La Commune, elle souffla aussi à Thiers - 15 : audition des témoins : Jean Gilardeau

À lire précédemment : 14 : audition des témoins : Antoine Planche

Audience du 23 août

M. Roux . Un grand nombre de témoins assignés sur la demande des accusés sont arrivés. Ils sont dans la salle.
M. le président fait faire l’appel de ces témoins qui se présentent au nombre de 25.
La liste des témoins se trouve ainsi portée à 90, ce qui promet encore de longues audiences.
Comme nous ne pouvons augmenter à l’infini le compte-rendu, nous ne relèverons des dépositions que les faits les plus saillants, négligeant tout ce qui pourra faire double emploi avec les points déjà établis.
Jean Gilardeau, employé à la sous-préfecture de Thiers . Le 30 avril, j’ai appris qu’un mouvement menaçait la sous-préfecture. Je m’y rendis comme c’était mon devoir.
J’ai vu Mr Giraud, sous-préfet, aux prises avec Saint-Joanis. Celui-ci disait : Nous sommes pour Paris et non pour Versailles ; il faut que vous vous en alliez.
Mosnat vient en ma présence dans le cabinet du sous-préfet lui demander l’expulsion d’un fonctionnaire, le nommé Barnérias, qui était de garde à la poste, disant que si on ne lui donnait pas satisfaction il le renverserait lui-même.
L’ordre, malgré quelques faits assez graves, pouvait perte considéré comme maintenu tant que la 7° compagnie occupait le poste ; mais quand la 8° fut arrivée au chant de la Marseillaise, le bruit augmenta et la foule grossit tout à coup.

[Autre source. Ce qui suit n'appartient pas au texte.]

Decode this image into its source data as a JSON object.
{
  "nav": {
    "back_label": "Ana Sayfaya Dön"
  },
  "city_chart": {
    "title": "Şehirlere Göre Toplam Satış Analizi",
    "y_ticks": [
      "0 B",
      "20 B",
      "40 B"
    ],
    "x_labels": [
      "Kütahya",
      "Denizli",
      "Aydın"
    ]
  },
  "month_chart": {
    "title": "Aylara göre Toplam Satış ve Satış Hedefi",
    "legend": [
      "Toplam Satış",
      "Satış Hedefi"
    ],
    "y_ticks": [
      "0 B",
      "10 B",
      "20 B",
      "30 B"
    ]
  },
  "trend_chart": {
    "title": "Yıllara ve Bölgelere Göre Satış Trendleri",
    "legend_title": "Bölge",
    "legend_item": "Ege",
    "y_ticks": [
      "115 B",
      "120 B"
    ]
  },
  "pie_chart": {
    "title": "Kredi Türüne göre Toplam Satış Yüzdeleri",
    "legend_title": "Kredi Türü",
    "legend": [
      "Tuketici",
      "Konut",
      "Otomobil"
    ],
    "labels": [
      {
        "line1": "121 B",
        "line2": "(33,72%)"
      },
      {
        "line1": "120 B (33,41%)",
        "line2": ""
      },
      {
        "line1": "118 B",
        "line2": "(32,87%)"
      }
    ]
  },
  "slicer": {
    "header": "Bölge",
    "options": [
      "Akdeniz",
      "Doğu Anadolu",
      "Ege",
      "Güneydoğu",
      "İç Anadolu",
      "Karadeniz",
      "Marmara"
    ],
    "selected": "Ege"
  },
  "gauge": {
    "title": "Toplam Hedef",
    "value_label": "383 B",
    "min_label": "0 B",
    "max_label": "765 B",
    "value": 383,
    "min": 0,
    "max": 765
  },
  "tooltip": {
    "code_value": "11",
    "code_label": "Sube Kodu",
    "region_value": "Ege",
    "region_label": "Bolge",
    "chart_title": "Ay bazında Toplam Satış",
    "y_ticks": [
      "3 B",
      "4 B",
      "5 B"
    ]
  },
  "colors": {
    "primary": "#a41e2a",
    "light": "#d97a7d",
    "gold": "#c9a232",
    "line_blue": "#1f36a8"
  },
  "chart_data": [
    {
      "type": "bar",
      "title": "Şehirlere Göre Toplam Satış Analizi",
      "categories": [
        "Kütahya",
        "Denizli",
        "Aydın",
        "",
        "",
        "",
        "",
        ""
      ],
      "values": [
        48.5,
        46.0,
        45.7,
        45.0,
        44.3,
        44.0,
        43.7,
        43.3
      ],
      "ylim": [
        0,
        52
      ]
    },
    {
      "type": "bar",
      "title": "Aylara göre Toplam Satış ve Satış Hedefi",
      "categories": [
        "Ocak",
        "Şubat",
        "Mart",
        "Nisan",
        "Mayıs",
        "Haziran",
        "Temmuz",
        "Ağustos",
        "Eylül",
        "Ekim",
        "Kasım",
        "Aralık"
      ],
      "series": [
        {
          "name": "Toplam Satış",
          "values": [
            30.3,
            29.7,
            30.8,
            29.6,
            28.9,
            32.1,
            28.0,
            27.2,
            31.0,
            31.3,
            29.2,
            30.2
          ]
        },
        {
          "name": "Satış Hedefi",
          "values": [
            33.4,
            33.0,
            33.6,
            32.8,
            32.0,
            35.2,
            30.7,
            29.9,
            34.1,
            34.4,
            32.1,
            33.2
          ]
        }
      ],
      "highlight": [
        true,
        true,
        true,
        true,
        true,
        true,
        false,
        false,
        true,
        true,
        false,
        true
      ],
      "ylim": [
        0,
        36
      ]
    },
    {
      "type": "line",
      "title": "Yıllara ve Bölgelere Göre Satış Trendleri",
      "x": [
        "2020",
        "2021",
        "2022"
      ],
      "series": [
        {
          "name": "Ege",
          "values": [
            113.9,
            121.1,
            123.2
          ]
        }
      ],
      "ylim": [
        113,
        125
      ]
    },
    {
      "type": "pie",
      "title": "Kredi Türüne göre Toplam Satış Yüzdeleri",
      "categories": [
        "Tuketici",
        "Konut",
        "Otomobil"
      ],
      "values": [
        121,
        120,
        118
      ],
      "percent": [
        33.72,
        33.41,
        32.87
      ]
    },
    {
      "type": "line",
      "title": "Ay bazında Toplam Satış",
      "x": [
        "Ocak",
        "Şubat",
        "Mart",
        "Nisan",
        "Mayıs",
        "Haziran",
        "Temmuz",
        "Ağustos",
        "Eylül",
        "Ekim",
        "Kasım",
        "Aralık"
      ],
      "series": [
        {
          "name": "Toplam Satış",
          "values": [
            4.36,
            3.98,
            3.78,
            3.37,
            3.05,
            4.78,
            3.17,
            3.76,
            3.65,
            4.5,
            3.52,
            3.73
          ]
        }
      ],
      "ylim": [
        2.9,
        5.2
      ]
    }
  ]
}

Le témoin raconte la succession des événements jusqu’au moment où la sous-préfecture n’était plus tenable, ils la quittèrent en passant par un jardin de derrière.

D. Quand Mosnat vint, avait-il sa veste de hussard ?
R. Oui, Monsieur.

Le témoin est ensuite appelé à s’expliquer sur les évènements du 30 octobre et raconte la présence de Chomette à la sous-préfecture, qui se retrouvera dans la déposition suivante :

M. Blais, chef de bureau à la sous-préfecture. Depuis les premiers jours d’avril, un bruit sourd courait dans la ville de Thiers que la sous-préfecture serait l’objet d’une attaque prochaine. Quoiqu’il n’y eût là rien de bien authentique, je crus devoir en avertir le sous-préfet qui ne parut pas y attribuer une grande importance. Ces bruits continuèrent et prirent de jour en jour plus de consistance ; on allait jusqu’à en fixer le jour d’avance.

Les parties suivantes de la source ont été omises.